The new deal provides Oz Minerals with a solution, albeit a differently structured one, to the pressing debt issues it is facing and which have prompted it to find a suitor. The Melbourne-headquartered company, which is the world's second largest producer of zinc and a substantial producer of copper, lead, gold and silver, said it can use the money it receives to retire all its debt except the convertible bonds and still have a cash balance of A$600 million ($414 million).

Oz Minerals said in its Australian Securities Exchange filing that its lenders have agreed to extend its refinancing deadline by one more month until April 30. The debt was originally due to be refinanced by February 27, but after the Minmetals offer was announced in February, the lenders extended the deadline to March 31.

The new deal is subject to approval by Australia's Foreign Investment Review Board and competition watchdog as well as other customary approvals, both in Australia and China.

Michelmore also highlighted that Prominent Hill has now begun production and is expected to become cashflow positive in the second half of this year. After the deal, Oz Minerals will have the financial resources to continue to develop the mine. The company has earlier said that Minmetals is the only bidder willing to take over Oz Minerals in its entirety, thus it seems unlikely that a competing bid will be tabled.

Minmetals' original offer gave all shareholders the opportunity to exit at 82.5 Australian cents per share, which represented a 50% premium to the last traded price of Oz Minerals on November 27. The Australian firm was suspended from trading from early December until the deal was announced in February as it struggled to restructure its debt.

Oz Minerals' shares fell 4% yesterday to 53.5 Australian cents as shareholders digested the fact that there is no cash on the table for them now. Some analysts are speculating that a pared-down Oz Minerals could become the target of a takeover, but if so, that will be some time in the future as the Minmetals deal isn't slated for completion until June -- assuming that approvals are received by early May.

On Tuesday Chinese steel maker Hunan Valin Iron and Steel Group got clearance to buy a 17.4% stake in Fortescue Metals Group, subject to fairly straightforward conditions regarding maintaining a Chinese wall between Valin, which is a customer, and Fortescue. The only Chinese outbound M&A deal into Australia now awaiting approvals is Aluminum Corporation of China's (Chinalco) proposal to invest $19.5 billion in Australian diversified metals and mining company Rio Tinto through direct equity and joint ventures. Like Oz Minerals, Rio Tinto is struggling to service its debt burden.

Sounding out regulators to ensure that key approvals for deals will be forthcoming is a key role played both by the advisers and the parties themselves and presumably both buyer and seller, as well as the banks they hired, had done this in advance of announcing the February deal. Indeed, when he announced the revised offer from Minmetals yesterday, Michelmore told reporters that approvals for the initial deal, which included Prominent Hill, had not been expected to be an issue.

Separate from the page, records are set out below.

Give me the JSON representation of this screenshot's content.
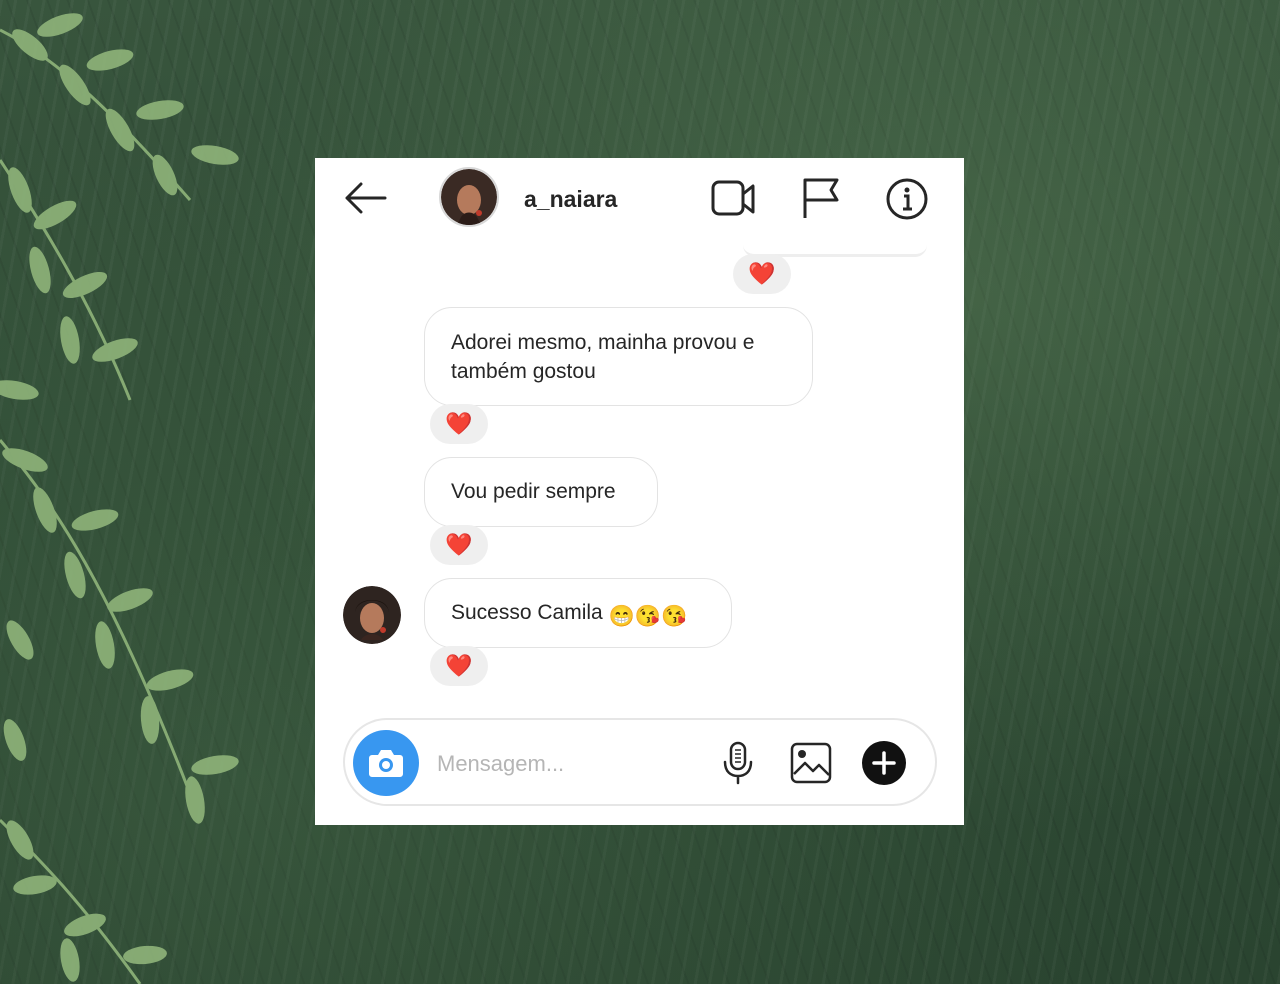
{
  "header": {
    "username": "a_naiara",
    "icons": {
      "back": "back-arrow-icon",
      "video": "video-call-icon",
      "flag": "flag-icon",
      "info": "info-icon"
    }
  },
  "messages": [
    {
      "text": "Adorei mesmo, mainha provou e também gostou",
      "reaction": "❤️"
    },
    {
      "text": "Vou pedir sempre",
      "reaction": "❤️"
    },
    {
      "text": "Sucesso Camila",
      "emoji": "😁😘😘",
      "reaction": "❤️"
    }
  ],
  "top_reaction": "❤️",
  "composer": {
    "placeholder": "Mensagem...",
    "icons": {
      "camera": "camera-icon",
      "mic": "microphone-icon",
      "gallery": "gallery-icon",
      "plus": "plus-icon"
    }
  },
  "colors": {
    "accent": "#3897f0",
    "heart": "#e0172b",
    "background": "#2f4a34"
  }
}
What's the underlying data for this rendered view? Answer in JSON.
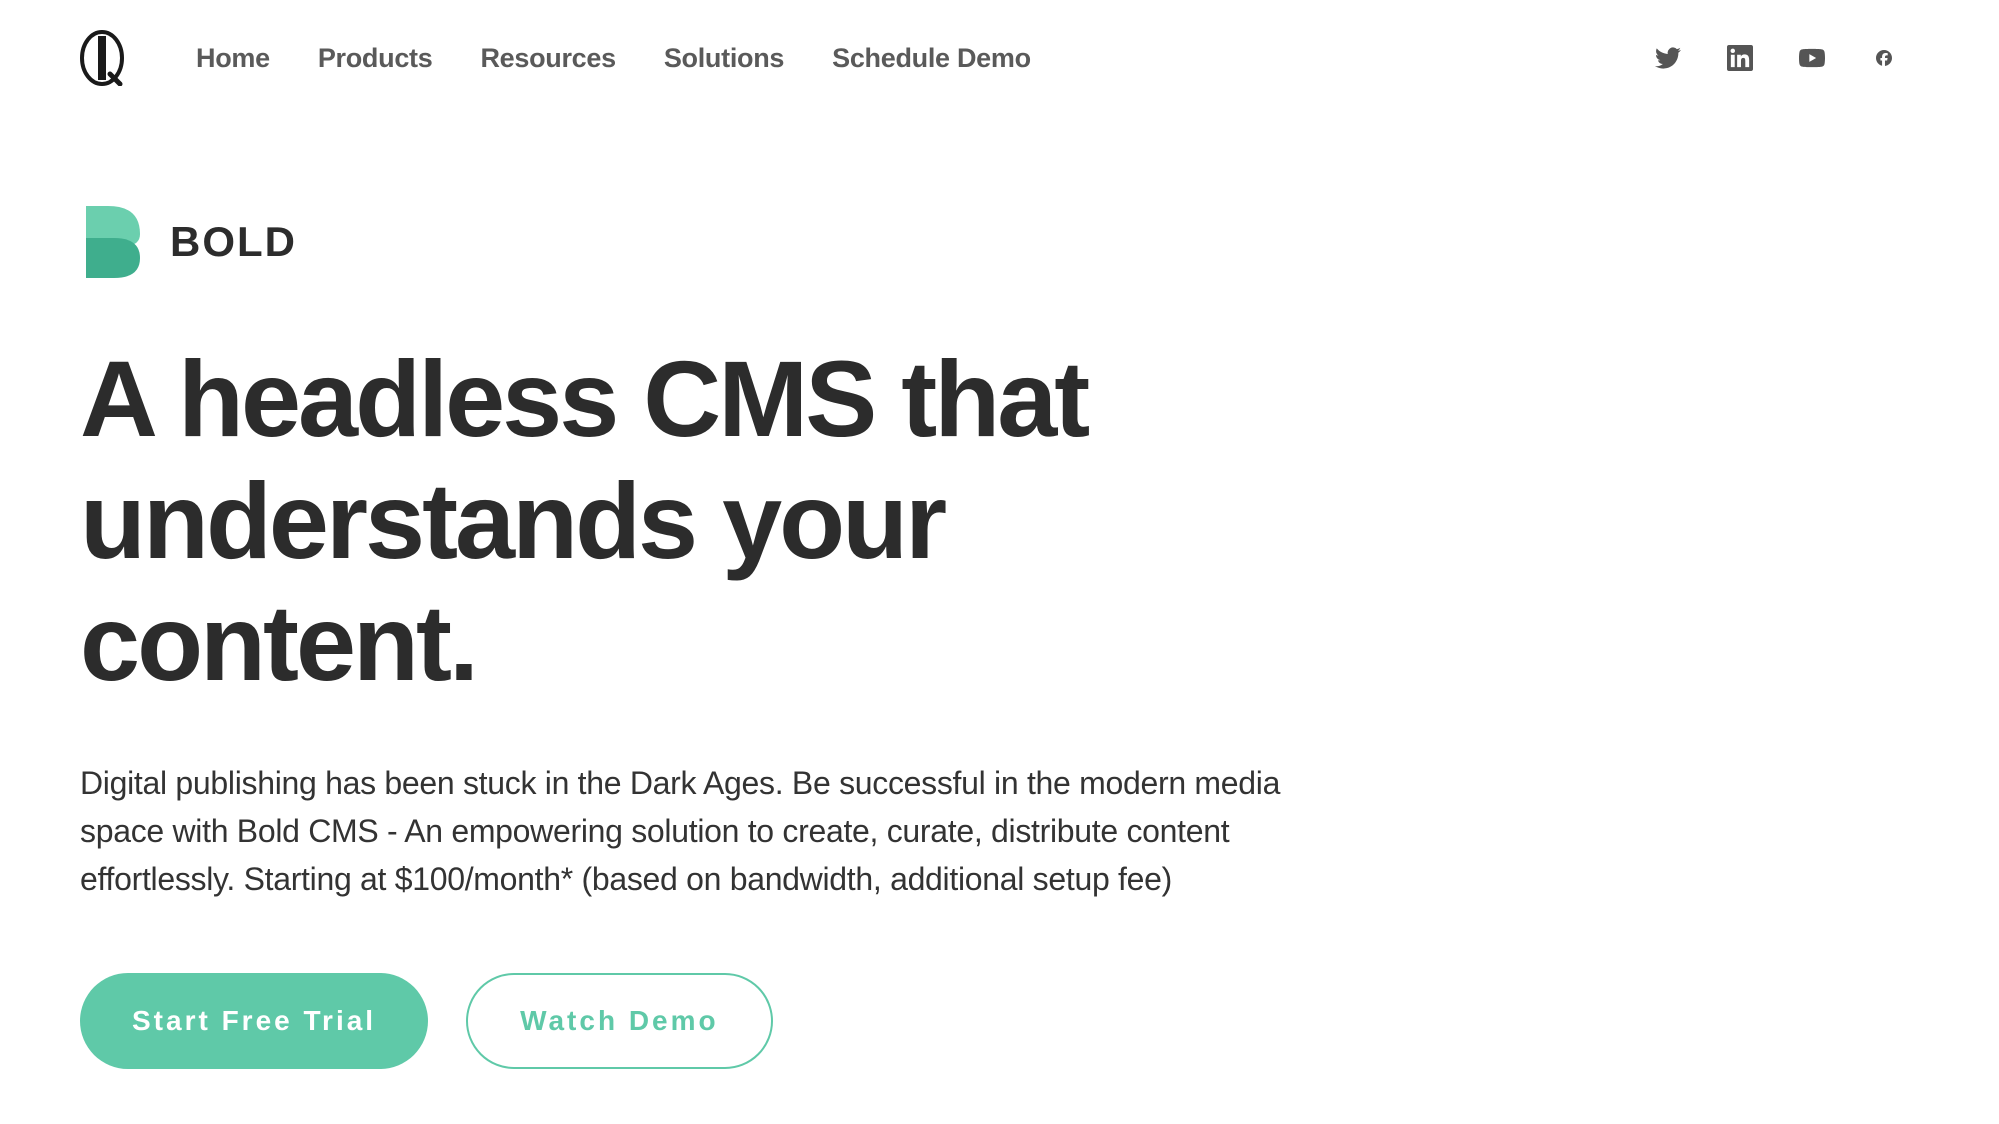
{
  "nav": {
    "items": [
      {
        "label": "Home"
      },
      {
        "label": "Products"
      },
      {
        "label": "Resources"
      },
      {
        "label": "Solutions"
      },
      {
        "label": "Schedule Demo"
      }
    ]
  },
  "social": {
    "icons": [
      "twitter",
      "linkedin",
      "youtube",
      "facebook"
    ]
  },
  "hero": {
    "brand": "BOLD",
    "headline": "A headless CMS that understands your content.",
    "subtext": "Digital publishing has been stuck in the Dark Ages. Be successful in the modern media space with Bold CMS - An empowering solution to create, curate, distribute content effortlessly. Starting at $100/month* (based on bandwidth, additional setup fee)",
    "cta_primary": "Start Free Trial",
    "cta_secondary": "Watch Demo"
  },
  "colors": {
    "accent": "#5fc9a8",
    "text_dark": "#2c2c2c",
    "nav_text": "#5a5a5a"
  }
}
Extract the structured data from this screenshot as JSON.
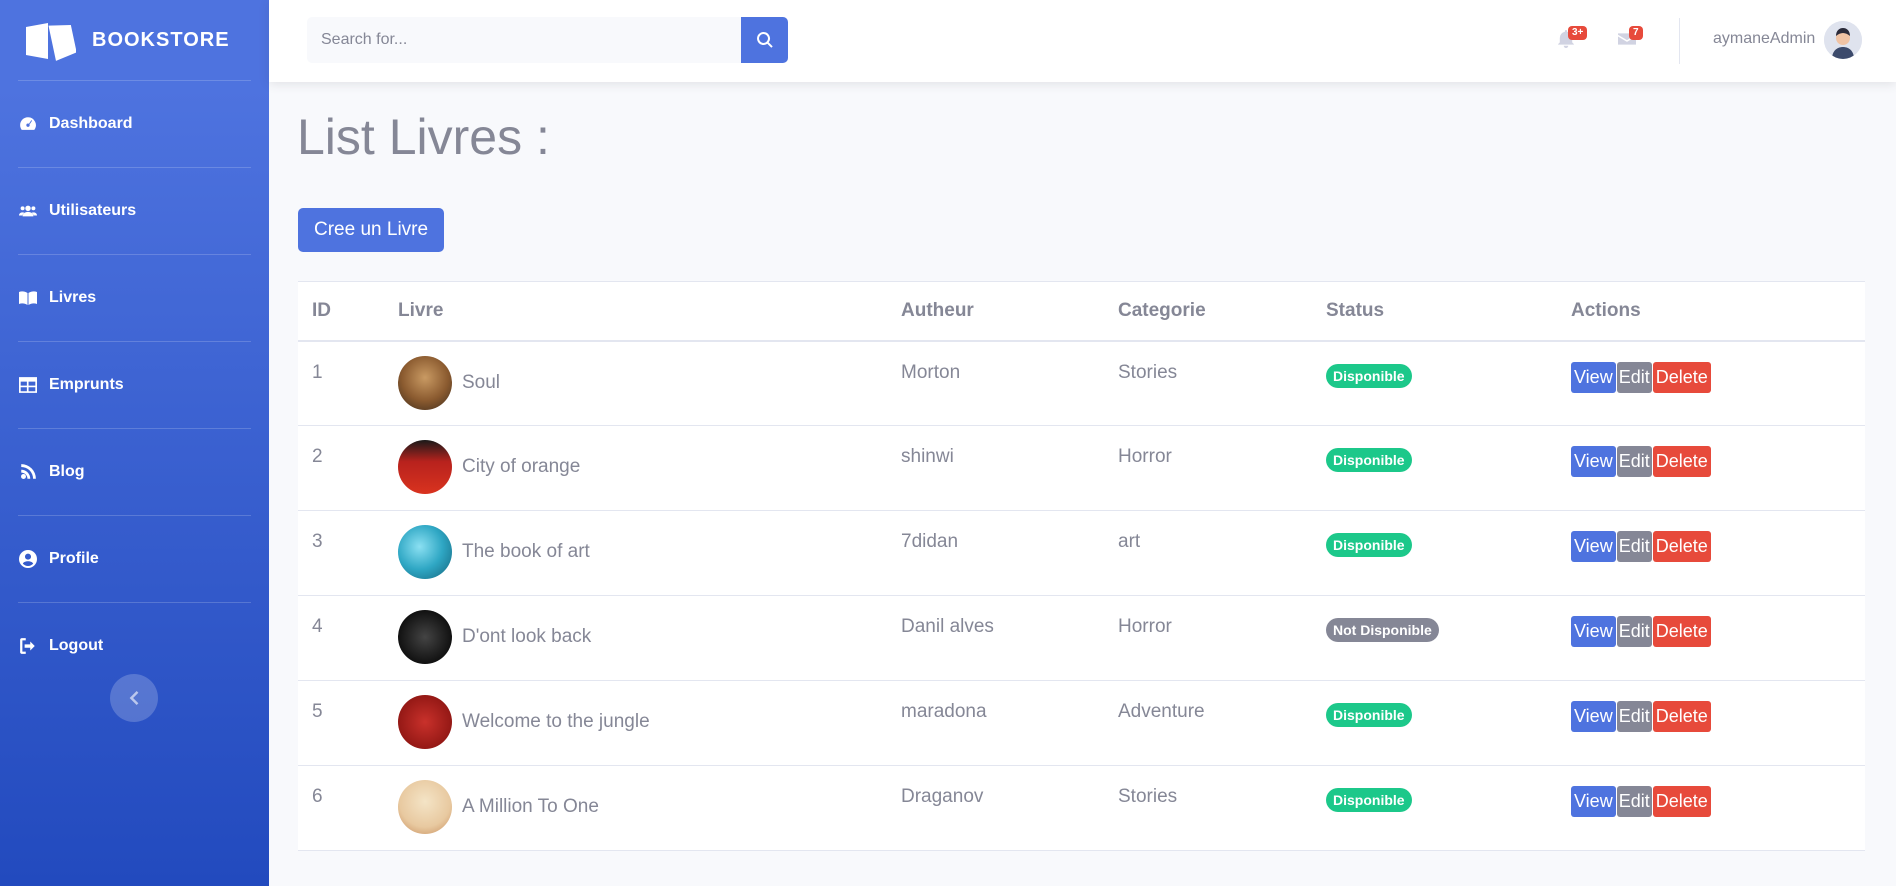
{
  "brand": {
    "name": "BOOKSTORE",
    "icon": "book-open-icon"
  },
  "sidebar": {
    "items": [
      {
        "label": "Dashboard",
        "icon": "tachometer-icon"
      },
      {
        "label": "Utilisateurs",
        "icon": "users-icon"
      },
      {
        "label": "Livres",
        "icon": "book-icon"
      },
      {
        "label": "Emprunts",
        "icon": "table-icon"
      },
      {
        "label": "Blog",
        "icon": "blog-icon"
      },
      {
        "label": "Profile",
        "icon": "user-circle-icon"
      },
      {
        "label": "Logout",
        "icon": "sign-out-icon"
      }
    ],
    "toggle_icon": "chevron-left-icon"
  },
  "topbar": {
    "search_placeholder": "Search for...",
    "alerts_badge": "3+",
    "messages_badge": "7",
    "user_name": "aymaneAdmin"
  },
  "page": {
    "title": "List Livres :",
    "create_button": "Cree un Livre"
  },
  "table": {
    "headers": [
      "ID",
      "Livre",
      "Autheur",
      "Categorie",
      "Status",
      "Actions"
    ],
    "actions": {
      "view": "View",
      "edit": "Edit",
      "delete": "Delete"
    },
    "rows": [
      {
        "id": "1",
        "title": "Soul",
        "author": "Morton",
        "category": "Stories",
        "status": "Disponible",
        "available": true
      },
      {
        "id": "2",
        "title": "City of orange",
        "author": "shinwi",
        "category": "Horror",
        "status": "Disponible",
        "available": true
      },
      {
        "id": "3",
        "title": "The book of art",
        "author": "7didan",
        "category": "art",
        "status": "Disponible",
        "available": true
      },
      {
        "id": "4",
        "title": "D'ont look back",
        "author": "Danil alves",
        "category": "Horror",
        "status": "Not Disponible",
        "available": false
      },
      {
        "id": "5",
        "title": "Welcome to the jungle",
        "author": "maradona",
        "category": "Adventure",
        "status": "Disponible",
        "available": true
      },
      {
        "id": "6",
        "title": "A Million To One",
        "author": "Draganov",
        "category": "Stories",
        "status": "Disponible",
        "available": true
      }
    ]
  },
  "colors": {
    "primary": "#4e73df",
    "success": "#1cc88a",
    "secondary": "#858796",
    "danger": "#e74a3b"
  }
}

But Minmetals' ability to digest and move forward from the decision which was announced by the Australian government on Friday, constructively and quickly, bodes well for future cross-border M&A deals, which will no doubt continue to be subject to the same imponderables. By Tuesday Oz Minerals had flagged to shareholders that a new deal would be announced shortly although negotiations on price seemed ongoing. And by yesterday the new deal was ready to be tabled.